Pour ce troisième effort, la diva à la voix pure et vibrante est partie faire le vide et se ressourcer auprès des pygmées Aka dans la région d’Impfondo (Congo-Brazzaville), elle s'est imprégnée de leur culture millénaire et fut touchée par la puissance de leurs chants polyphoniques. Lors de ce voyage initiatique, elle a su capter avec le concours de son complice Pierre Blanchi, l'essence-même de ce peuple nomade, les sons de leur forêt, des animaux qui les entourent et de leur quotidien de chasseurs-cueilleurs. Embarquant dans sa quête de dialogue et d'universalité des musiciens d'exception dont l'incontournable batteur/percussionniste Cyril Atef (Bumcello, CongopunQ), elle a su enregistrer son disque en un temps record au studio Opus Grestain en Normandie. Proposant à ses compagnons de route de jouer la carte de l'intuition et de la spontanéité, Gasandji accouche d'un Le Sacré qui porte bien son nom, débordant d'énergie positive et de vibrations humanistes. Elle parvient agilement à mêler enregistrements studio et field recordings, modernité respectueuse et savoirs ancestraux.

lundi 25 septembre 2017

Aldo Romano - Mélodies en Noir & Blanc (Le Triton/L'Autre Distribution)

Aldo Romano - Mélodies en Noir & Blanc (Le Triton/L'Autre Distribution)

Le batteur et chanteur Aldo Romano, légende du jazz hexagonal et compagnon de route de l'emblématique Claude Nougaro, publiait le 22 Septembre dernier via Le Triton son dernier opus baptisé Mélodies en Noir & Blanc.

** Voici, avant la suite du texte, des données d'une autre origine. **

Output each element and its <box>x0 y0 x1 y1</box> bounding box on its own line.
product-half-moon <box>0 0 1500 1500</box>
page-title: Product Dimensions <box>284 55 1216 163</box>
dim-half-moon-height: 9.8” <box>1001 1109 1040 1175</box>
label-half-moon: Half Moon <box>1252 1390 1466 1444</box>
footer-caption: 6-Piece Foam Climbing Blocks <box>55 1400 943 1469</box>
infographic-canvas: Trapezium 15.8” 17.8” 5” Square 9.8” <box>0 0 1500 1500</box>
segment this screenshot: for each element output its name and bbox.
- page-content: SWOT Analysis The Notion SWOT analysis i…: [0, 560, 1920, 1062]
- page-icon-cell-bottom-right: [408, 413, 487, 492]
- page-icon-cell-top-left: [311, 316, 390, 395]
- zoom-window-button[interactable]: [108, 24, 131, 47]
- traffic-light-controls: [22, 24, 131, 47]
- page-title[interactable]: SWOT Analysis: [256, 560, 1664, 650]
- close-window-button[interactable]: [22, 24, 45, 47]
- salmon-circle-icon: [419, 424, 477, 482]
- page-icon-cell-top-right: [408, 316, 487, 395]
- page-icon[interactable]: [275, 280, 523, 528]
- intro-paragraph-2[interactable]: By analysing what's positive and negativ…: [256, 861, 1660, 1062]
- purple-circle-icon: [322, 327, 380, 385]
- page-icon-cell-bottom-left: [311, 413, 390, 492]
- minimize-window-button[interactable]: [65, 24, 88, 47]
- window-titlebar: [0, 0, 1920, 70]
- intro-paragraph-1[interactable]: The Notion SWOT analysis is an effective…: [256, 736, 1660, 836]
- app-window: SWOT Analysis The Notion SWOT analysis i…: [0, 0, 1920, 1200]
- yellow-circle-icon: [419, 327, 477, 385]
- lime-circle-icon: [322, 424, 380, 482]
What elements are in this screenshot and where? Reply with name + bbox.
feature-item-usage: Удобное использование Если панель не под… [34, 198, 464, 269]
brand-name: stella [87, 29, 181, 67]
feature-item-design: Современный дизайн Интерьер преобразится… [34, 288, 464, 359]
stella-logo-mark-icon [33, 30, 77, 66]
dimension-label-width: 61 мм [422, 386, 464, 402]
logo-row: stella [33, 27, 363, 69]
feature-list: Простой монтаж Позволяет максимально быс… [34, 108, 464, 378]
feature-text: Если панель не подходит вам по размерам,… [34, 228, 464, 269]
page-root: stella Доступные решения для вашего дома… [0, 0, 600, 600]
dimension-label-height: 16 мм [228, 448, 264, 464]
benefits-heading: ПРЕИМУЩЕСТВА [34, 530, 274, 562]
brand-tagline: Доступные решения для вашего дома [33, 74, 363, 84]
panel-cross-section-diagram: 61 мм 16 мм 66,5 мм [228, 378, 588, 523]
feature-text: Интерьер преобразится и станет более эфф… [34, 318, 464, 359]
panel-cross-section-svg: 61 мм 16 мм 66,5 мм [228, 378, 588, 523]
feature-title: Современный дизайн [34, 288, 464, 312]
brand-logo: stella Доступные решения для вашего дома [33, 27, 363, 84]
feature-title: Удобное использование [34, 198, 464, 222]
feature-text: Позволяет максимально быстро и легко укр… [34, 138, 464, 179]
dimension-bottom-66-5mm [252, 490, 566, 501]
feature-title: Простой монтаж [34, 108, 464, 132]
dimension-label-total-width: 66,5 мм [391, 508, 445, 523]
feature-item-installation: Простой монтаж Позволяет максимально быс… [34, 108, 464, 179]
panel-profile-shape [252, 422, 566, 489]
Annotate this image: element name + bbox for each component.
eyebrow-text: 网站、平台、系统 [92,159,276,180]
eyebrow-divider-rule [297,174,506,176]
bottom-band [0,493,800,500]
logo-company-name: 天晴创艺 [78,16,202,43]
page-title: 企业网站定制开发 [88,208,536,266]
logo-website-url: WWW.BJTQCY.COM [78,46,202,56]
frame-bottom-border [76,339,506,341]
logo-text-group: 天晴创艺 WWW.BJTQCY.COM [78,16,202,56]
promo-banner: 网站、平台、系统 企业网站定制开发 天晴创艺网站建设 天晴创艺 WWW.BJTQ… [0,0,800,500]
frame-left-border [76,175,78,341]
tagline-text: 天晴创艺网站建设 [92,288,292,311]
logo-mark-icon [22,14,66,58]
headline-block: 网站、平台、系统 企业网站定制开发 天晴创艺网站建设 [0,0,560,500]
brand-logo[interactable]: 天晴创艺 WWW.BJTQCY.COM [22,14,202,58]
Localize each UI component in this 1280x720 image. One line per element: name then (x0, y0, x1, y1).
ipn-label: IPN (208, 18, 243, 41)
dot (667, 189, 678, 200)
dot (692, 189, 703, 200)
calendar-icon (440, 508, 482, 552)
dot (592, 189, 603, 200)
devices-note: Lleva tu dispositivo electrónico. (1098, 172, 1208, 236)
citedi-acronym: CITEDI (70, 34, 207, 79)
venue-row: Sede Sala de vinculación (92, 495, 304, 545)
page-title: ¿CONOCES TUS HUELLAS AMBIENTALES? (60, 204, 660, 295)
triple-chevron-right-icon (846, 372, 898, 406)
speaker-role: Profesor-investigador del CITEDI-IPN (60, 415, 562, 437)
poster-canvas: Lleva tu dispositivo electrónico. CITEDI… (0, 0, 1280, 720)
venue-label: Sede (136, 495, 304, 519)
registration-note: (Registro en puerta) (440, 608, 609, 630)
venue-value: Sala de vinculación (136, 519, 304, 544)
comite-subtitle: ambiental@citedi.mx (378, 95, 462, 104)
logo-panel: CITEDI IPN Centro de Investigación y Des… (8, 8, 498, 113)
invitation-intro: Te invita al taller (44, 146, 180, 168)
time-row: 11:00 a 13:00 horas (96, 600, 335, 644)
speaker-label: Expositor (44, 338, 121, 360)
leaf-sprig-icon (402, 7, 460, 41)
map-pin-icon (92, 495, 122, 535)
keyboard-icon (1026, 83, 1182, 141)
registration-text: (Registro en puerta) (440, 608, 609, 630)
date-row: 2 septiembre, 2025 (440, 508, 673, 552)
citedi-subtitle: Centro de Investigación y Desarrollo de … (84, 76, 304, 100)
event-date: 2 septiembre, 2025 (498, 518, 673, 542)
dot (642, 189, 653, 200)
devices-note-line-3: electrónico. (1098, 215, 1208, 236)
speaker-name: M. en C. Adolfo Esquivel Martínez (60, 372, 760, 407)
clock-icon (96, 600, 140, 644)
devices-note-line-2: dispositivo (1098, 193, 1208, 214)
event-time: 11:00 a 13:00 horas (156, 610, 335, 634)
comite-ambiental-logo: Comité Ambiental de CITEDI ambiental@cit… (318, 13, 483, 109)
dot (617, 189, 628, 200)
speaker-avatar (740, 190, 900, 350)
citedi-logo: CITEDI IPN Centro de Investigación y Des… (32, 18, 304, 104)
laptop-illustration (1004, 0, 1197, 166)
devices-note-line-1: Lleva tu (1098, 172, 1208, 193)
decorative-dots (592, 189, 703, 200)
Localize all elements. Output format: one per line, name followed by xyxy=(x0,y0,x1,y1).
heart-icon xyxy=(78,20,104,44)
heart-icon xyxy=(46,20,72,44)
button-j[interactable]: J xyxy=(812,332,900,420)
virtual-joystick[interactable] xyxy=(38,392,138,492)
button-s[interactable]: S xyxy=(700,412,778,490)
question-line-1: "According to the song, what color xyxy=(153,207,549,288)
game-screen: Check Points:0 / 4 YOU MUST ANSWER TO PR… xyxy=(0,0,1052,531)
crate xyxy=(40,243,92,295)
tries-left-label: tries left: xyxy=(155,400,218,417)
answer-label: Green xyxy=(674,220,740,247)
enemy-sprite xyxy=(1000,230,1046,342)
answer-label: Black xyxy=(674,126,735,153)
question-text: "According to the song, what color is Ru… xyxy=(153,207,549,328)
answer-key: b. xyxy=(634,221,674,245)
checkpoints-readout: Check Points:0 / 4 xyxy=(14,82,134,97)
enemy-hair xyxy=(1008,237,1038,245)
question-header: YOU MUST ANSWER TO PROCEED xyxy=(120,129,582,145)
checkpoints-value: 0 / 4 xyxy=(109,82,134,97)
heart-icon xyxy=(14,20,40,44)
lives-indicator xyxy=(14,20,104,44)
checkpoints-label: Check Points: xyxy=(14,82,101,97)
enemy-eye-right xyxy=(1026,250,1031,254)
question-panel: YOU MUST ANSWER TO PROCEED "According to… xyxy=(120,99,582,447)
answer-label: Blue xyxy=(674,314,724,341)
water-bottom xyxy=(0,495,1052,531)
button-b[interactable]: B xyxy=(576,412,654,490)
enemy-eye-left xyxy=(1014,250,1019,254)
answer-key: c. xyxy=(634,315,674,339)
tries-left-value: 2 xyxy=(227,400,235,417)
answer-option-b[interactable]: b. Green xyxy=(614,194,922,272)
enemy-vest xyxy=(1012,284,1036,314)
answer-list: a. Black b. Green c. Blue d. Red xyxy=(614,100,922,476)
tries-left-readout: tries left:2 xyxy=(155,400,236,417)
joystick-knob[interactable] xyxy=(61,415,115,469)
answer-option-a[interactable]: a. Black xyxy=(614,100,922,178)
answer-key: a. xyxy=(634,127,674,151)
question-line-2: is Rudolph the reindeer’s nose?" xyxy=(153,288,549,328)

Lui qui a joué avec les plus grands, de Henri Texier à Keith Jarrett en passant par Enrico Rava, Dexter Gordon, Didier Lockwood, Allan Holdsworth ou encore Baptiste Trotignon, a voulu ici revisiter quelques-unes de ses ballades favorites, composées il y a maintenant plusieurs années comme "Song For Elis", hommage touchant à la chanteuse brésilienne interprété pour la première fois en 2004 dans l'album Threesome.
Entouré du précieux Michel Benita à la contrebasse et du délicat Dino Rubino au piano, Aldo nous livre un recueil empli d'une douce et tendre mélancolie, composé de 10 thèmes au romantisme envoutant et intemporel, exprimant toute la finesse d'un musicien épris de mélodie et de note bleue. On notera la vibrante reprise du titre "Il voyage en solitaire" de Gérard Manset, dans une version piano électrique/voix troublante, une berceuse gracieuse et apaisante.